Dr. Park is a fellow of multiple academic societies, including the American Association for the Advancement of Science. She has held a number of national offices in professional societies and was elected to be chair of the Board of Scientific Affairs of the American Psychological Association (APA), to be president of the APA Division of Adult Development and Aging, and to serve on the Board of Directors of the Association for Psychological Sciences. The APA Division of Adult Development and Aging has awarded her the Distinguished Research Contributions Award and the Distinguished Mentor Award in the Psychology of Aging. Her research has been continuously funded by the National Institute on Aging for over 40 years and includes a prestigious 10-year NIH MERIT award. Dr. Park takes great pride in the accomplishments of the many graduate students and post-doctoral fellows she has mentored, many of whom are prominent scientists that hold leadership positions at major universities across the world.

Recent and Selected Representative Publications


Park, Denise, T.A. Polk, P.R. Park, M. Minear, A. Savage, and M.R. Smith. 2004. “Aging reduces neural specialization in ventral visual cortex.” Proceedings of the National Academy of Sciences of the United States of America 101: 13091-13095.

Park, Denise, and P. Reuter-Lorenz. 2009. “The adaptive brain: Aging and neurocognitive scaffolding.” Annual Review of Psychology 60: 173-196.

Farrell, M. E., X. Chen, M.M. Rundle, M.Y. Chan, G. Wig, and Denise Park. 2018. “Regional amyloid accumulation and cognitive decline in initially amyloid-negative adults.” Neurology 91 (19): e1809-e1821.

Burke, S.N., E.C. Mormino, E.J. Rogalski, C.H. Kawas, R.J. Willis, Denise Park. 2019. “What are the later life contribuitions to reserve, resilience, and compensation?” Neurobiology of Aging 83: 140-144.

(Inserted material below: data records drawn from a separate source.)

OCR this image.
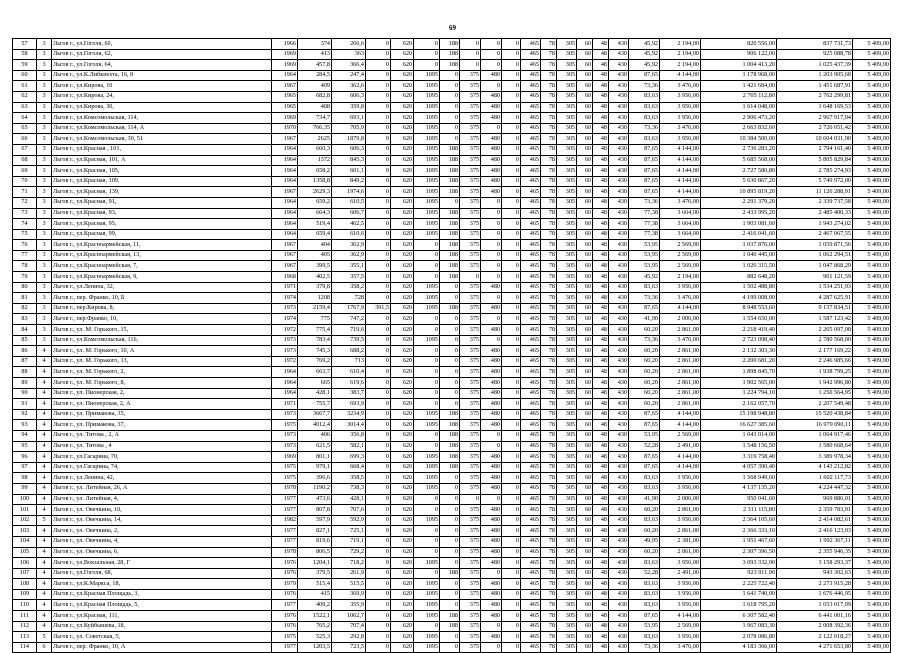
69
57	3	Льгов г., ул.Гоголя, 60,	1966	374	266,6	0	620	0	188	0	0	0	465	78	305	60	48	430	45,92	2 194,00	820 556,00	837 731,73	5 409,00
58	3	Льгов г., ул.Гоголя, 62,	1969	413	363	0	620	0	188	0	0	0	465	78	305	60	48	430	45,92	2 194,00	906 122,00	925 088,78	5 409,00
59	3	Льгов г., ул.Гоголя, 64,	1969	457,8	366,4	0	620	0	188	0	0	0	465	78	305	60	48	430	45,92	2 194,00	1 004 413,20	1 025 437,39	5 409,00
60	3	Льгов г., ул.К.Либкнехта, 16, 8	1964	284,5	247,4	0	620	1095	0	375	480	0	465	78	305	60	48	430	87,65	4 144,00	1 178 968,00	1 203 905,68	5 409,00
61	3	Льгов г., ул.Кирова, 10	1967	409	362,6	0	620	1095	0	375	0	0	465	78	305	60	48	430	73,36	3 476,00	1 421 684,00	1 451 687,91	5 409,00
62	3	Льгов г., ул.Кирова, 24,	1965	682,8	606,3	0	620	1095	0	375	480	0	465	78	305	60	48	430	83,63	3 956,00	2 705 112,80	2 762 299,81	5 409,00
63	3	Льгов г., ул.Кирова, 30,	1965	408	359,8	0	620	1095	0	375	480	0	465	78	305	60	48	430	83,63	3 956,00	1 614 048,00	1 648 169,53	5 409,00
64	3	Льгов г., ул.Комсомольская, 114,	1969	734,7	693,1	0	620	1095	0	375	480	0	465	78	305	60	48	430	83,63	3 956,00	2 906 473,20	2 967 917,04	5 409,00
65	3	Льгов г., ул.Комсомольская, 114, А	1970	766,35	705,9	0	620	1095	0	375	0	0	465	78	305	60	48	430	73,36	3 476,00	2 663 832,60	2 720 051,42	5 409,00
66	3	Льгов г., ул.Комсомольская, 30, 51	1967	2625	1879,8	0	620	1095	0	375	480	0	465	78	305	60	48	430	83,63	3 956,00	10 384 500,00	10 604 031,90	5 409,00
67	3	Льгов г., ул.Красная , 101,	1964	660,3	606,3	0	620	1095	188	375	480	0	465	78	305	60	48	430	87,65	4 144,00	2 736 283,20	2 794 161,40	5 409,00
68	3	Льгов г., ул.Красная, 101, А	1964	1372	845,3	0	620	1095	188	375	480	0	465	78	305	60	48	430	87,65	4 144,00	5 685 568,00	5 805 829,84	5 409,00
69	3	Льгов г., ул.Красная, 105,	1964	658,2	601,1	0	620	1095	188	375	480	0	465	78	305	60	48	430	87,65	4 144,00	2 727 580,80	2 785 274,93	5 409,00
70	3	Льгов г., ул.Красная, 109,	1964	1358,8	849,2	0	620	1095	188	375	480	0	465	78	305	60	48	430	87,65	4 144,00	5 630 867,20	5 749 972,00	5 409,00
71	3	Льгов г., ул.Красная, 139,	1967	2629,3	1974,6	0	620	1095	188	375	480	0	465	78	305	60	48	430	87,65	4 144,00	10 895 819,20	11 126 288,91	5 409,00
72	3	Льгов г., ул.Красная, 91,	1964	659,2	610,5	0	620	1095	0	375	0	0	465	78	305	60	48	430	73,36	3 476,00	2 291 379,20	2 339 737,58	5 409,00
73	3	Льгов г., ул.Красная, 93,	1964	664,3	606,7	0	620	1095	188	375	0	0	465	78	305	60	48	430	77,38	3 664,00	2 433 995,20	2 485 400,33	5 409,00
74	3	Льгов г., ул.Красная, 95,	1964	519,4	462,5	0	620	1095	188	375	0	0	465	78	305	60	48	430	77,38	3 664,00	1 903 081,60	1 943 274,02	5 409,00
75	3	Льгов г., ул.Красная, 99,	1964	659,4	610,6	0	620	1095	188	375	0	0	465	78	305	60	48	430	77,38	3 664,00	2 416 041,60	2 467 067,55	5 409,00
76	3	Льгов г., ул.Красноармейская, 11,	1967	404	362,9	0	620	0	188	375	0	0	465	78	305	60	48	430	53,95	2 569,00	1 037 876,00	1 059 871,56	5 409,00
77	3	Льгов г., ул.Красноармейская, 13,	1967	405	362,9	0	620	0	188	375	0	0	465	78	305	60	48	430	53,95	2 569,00	1 040 445,00	1 062 294,51	5 409,00
78	3	Льгов г., ул.Красноармейская, 7,	1967	399,5	355,1	0	620	0	188	375	0	0	465	78	305	60	48	430	53,95	2 569,00	1 026 315,50	1 047 868,29	5 409,00
79	3	Льгов г., ул.Красноармейская, 9,	1968	402,5	357,5	0	620	0	188	0	0	0	465	78	305	60	48	430	45,92	2 194,00	882 648,20	901 121,59	5 409,00
80	3	Льгов г., ул.Ленина, 32,	1971	379,8	358,2	0	620	1095	0	375	480	0	465	78	305	60	48	430	83,63	3 956,00	1 502 488,80	1 534 251,93	5 409,00
81	3	Льгов г., пер. Франко, 10, Б	1974	1208	728	0	620	1095	0	375	0	0	465	78	305	60	48	430	73,36	3 476,00	4 199 008,00	4 287 625,91	5 409,00
82	3	Льгов г., пер.Кирова, 8,	1973	2159,4	1767,9	391,5	620	1095	188	375	480	0	465	78	305	60	48	430	87,65	4 144,00	8 948 553,60	9 137 834,51	5 409,00
83	3	Льгов г., пер.Франко, 10,	1974	775	747,2	0	620	0	0	375	0	0	465	78	305	60	48	430	41,90	2 006,00	1 554 650,00	1 587 123,42	5 409,00
84	3	Льгов г., ул. М. Горького, 15,	1972	775,4	719,6	0	620	0	0	375	480	0	465	78	305	60	48	430	60,20	2 861,00	2 218 419,40	2 265 097,08	5 409,00
85	3	Льгов г., ул.Комсомольская, 116,	1973	783,4	739,5	0	620	1095	0	375	0	0	465	78	305	60	48	430	73,36	3 476,00	2 723 098,40	2 780 568,00	5 409,00
86	4	Льгов г., ул. М. Горького, 10, А	1973	745,3	688,2	0	620	0	0	375	480	0	465	78	305	60	48	430	60,20	2 861,00	2 132 303,30	2 177 169,22	5 409,00
87	4	Льгов г., ул. М. Горького, 13,	1972	769,2	713	0	620	0	0	375	480	0	465	78	305	60	48	430	60,20	2 861,00	2 200 681,20	2 246 985,66	5 409,00
88	4	Льгов г., ул. М. Горького, 2,	1964	663,7	610,4	0	620	0	0	375	480	0	465	78	305	60	48	430	60,20	2 861,00	1 898 845,70	1 938 799,25	5 409,00
89	4	Льгов г., ул. М. Горького, 8,	1964	665	619,6	0	620	0	0	375	480	0	465	78	305	60	48	430	60,20	2 861,00	1 902 565,00	1 942 996,80	5 409,00
90	4	Льгов г., ул. Пионерская, 2,	1964	428,1	383,7	0	620	0	0	375	480	0	465	78	305	60	48	430	60,20	2 861,00	1 224 794,10	1 250 564,95	5 409,00
91	4	Льгов г., ул. Пионерская, 2, А	1971	755,7	693,9	0	620	0	0	375	480	0	465	78	305	60	48	430	60,20	2 861,00	2 162 057,70	2 207 549,48	5 409,00
92	4	Льгов г., ул. Примакова, 35,	1973	3667,7	3234,9	0	620	1095	188	375	480	0	465	78	305	60	48	430	87,65	4 144,00	15 198 948,80	15 520 438,84	5 409,00
93	4	Льгов г., ул. Примакова, 37,	1975	4012,4	3014,4	0	620	1095	188	375	480	0	465	78	305	60	48	430	87,65	4 144,00	16 627 385,60	16 979 090,11	5 409,00
94	4	Льгов г., ул. Титова , 2, А	1973	406	356,8	0	620	0	188	375	0	0	465	78	305	60	48	430	53,95	2 569,00	1 043 014,00	1 064 917,46	5 409,00
95	4	Льгов г., ул. Титова , 4	1973	621,5	582,1	0	620	0	188	375	0	0	465	78	305	60	48	430	52,28	2 491,00	1 548 156,50	1 580 668,64	5 409,00
96	4	Льгов г., ул.Гагарина, 70,	1969	801,1	699,3	0	620	1095	188	375	480	0	465	78	305	60	48	430	87,65	4 144,00	3 319 758,40	3 389 978,34	5 409,00
97	4	Льгов г., ул.Гагарина, 74,	1975	979,1	668,4	0	620	1095	188	375	480	0	465	78	305	60	48	430	87,65	4 144,00	4 057 390,40	4 143 212,82	5 409,00
98	4	Льгов г., ул.Ленина, 42,	1975	396,6	358,5	0	620	1095	0	375	480	0	465	78	305	60	48	430	83,63	3 956,00	1 568 949,60	1 602 117,73	5 409,00
99	4	Льгов г., ул. Литейная, 26, А	1978	1190,2	738,3	0	620	1095	0	375	480	0	465	78	305	60	48	430	83,63	3 956,00	4 137 135,20	4 224 447,32	5 409,00
100	4	Льгов г., ул. Литейная, 4,	1977	473,6	428,1	0	620	0	0	0	0	0	465	78	305	60	48	430	41,90	2 006,00	950 041,60	969 886,01	5 409,00
101	4	Льгов г., ул. Овечкина, 10,	1977	807,8	707,6	0	620	0	0	375	480	0	465	78	305	60	48	430	60,20	2 861,00	2 311 115,80	2 359 783,91	5 409,00
102	5	Льгов г., ул. Овечкина, 14,	1982	597,9	592,9	0	620	1095	0	375	480	0	465	78	305	60	48	430	83,63	3 956,00	2 364 105,60	2 414 082,61	5 409,00
103	4	Льгов г., ул. Овечкина, 2,	1977	827,1	725,1	0	620	0	0	375	480	0	465	78	305	60	48	430	60,20	2 861,00	2 366 333,10	2 416 123,03	5 409,00
104	4	Льгов г., ул. Овечкина, 4,	1977	819,6	719,1	0	620	0	0	375	480	0	465	78	305	60	48	430	49,95	2 381,00	1 951 467,60	1 992 367,11	5 409,00
105	4	Льгов г., ул. Овечкина, 6,	1978	806,5	729,2	0	620	0	0	375	480	0	465	78	305	60	48	430	60,20	2 861,00	2 307 396,50	2 355 946,35	5 409,00
106	4	Льгов г., ул.Вокзальная, 28, Г	1976	1204,1	718,2	0	620	1095	0	375	480	0	465	78	305	60	48	430	83,63	3 956,00	3 093 332,90	3 158 293,37	5 409,00
107	4	Льгов г., ул.Гоголя, 68,	1976	379,5	261,9	0	620	0	188	375	0	0	465	78	305	60	48	430	52,28	2 491,00	923 911,90	943 302,63	5 409,00
108	4	Льгов г., ул.К.Маркса, 18,	1979	515,4	515,5	0	620	1095	0	375	480	0	465	78	305	60	48	430	83,63	3 956,00	2 225 722,40	2 273 915,28	5 409,00
109	4	Льгов г., ул.Красная Площадь, 3,	1976	415	369,9	0	620	1095	0	375	480	0	465	78	305	60	48	430	83,63	3 956,00	1 641 740,00	1 676 446,95	5 409,00
110	4	Льгов г., ул.Красная Площадь, 5,	1977	409,2	355,9	0	620	1095	0	375	480	0	465	78	305	60	48	430	83,63	3 956,00	1 618 795,20	1 653 017,09	5 409,00
111	4	Льгов г., ул.Красная, 111,	1976	1522,1	1062,7	0	620	1095	188	375	480	0	465	78	305	60	48	430	87,65	4 144,00	6 307 582,40	6 441 001,16	5 409,00
112	4	Льгов г., ул.Куйбышева, 18,	1976	765,2	707,4	0	620	0	188	375	0	0	465	78	305	60	48	430	53,95	2 569,00	1 967 083,30	2 008 392,36	5 409,00
113	5	Льгов г., ул. Советская, 5,	1975	525,3	292,8	0	620	1095	0	375	480	0	465	78	305	60	48	430	83,63	3 956,00	2 078 086,80	2 122 018,27	5 409,00
114	6	Льгов г., пер. Франко, 10, А	1977	1203,5	723,5	0	620	1095	0	375	0	0	465	78	305	60	48	430	73,36	3 476,00	4 183 366,00	4 271 653,80	5 409,00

Park, Denise. 2019. “Cognitive ability in old age is predetermined by age 20.” Proceedings of the National Academy of Sciences 116 (6): 1832-1833.

Roe J.M., Vidal-Piñeiro D., Sørensen Ø., Brandmaier M., Düzel S., Gonzalez H.A., Kievit R.A., Knights, E., Kuhn S., Lindenberger U., Mowinckel A. M., Nyberg L., Park D.C., Pudas S., Rundle M.M.,Walhovd K.B., Fjell A.M., Westerhausen R. (2020). Asymmetric thinning of the cerebral cortex across the adult lifespan is accelerated in Alzheimer’s Disease. Nature Communications 12, 721 (2021).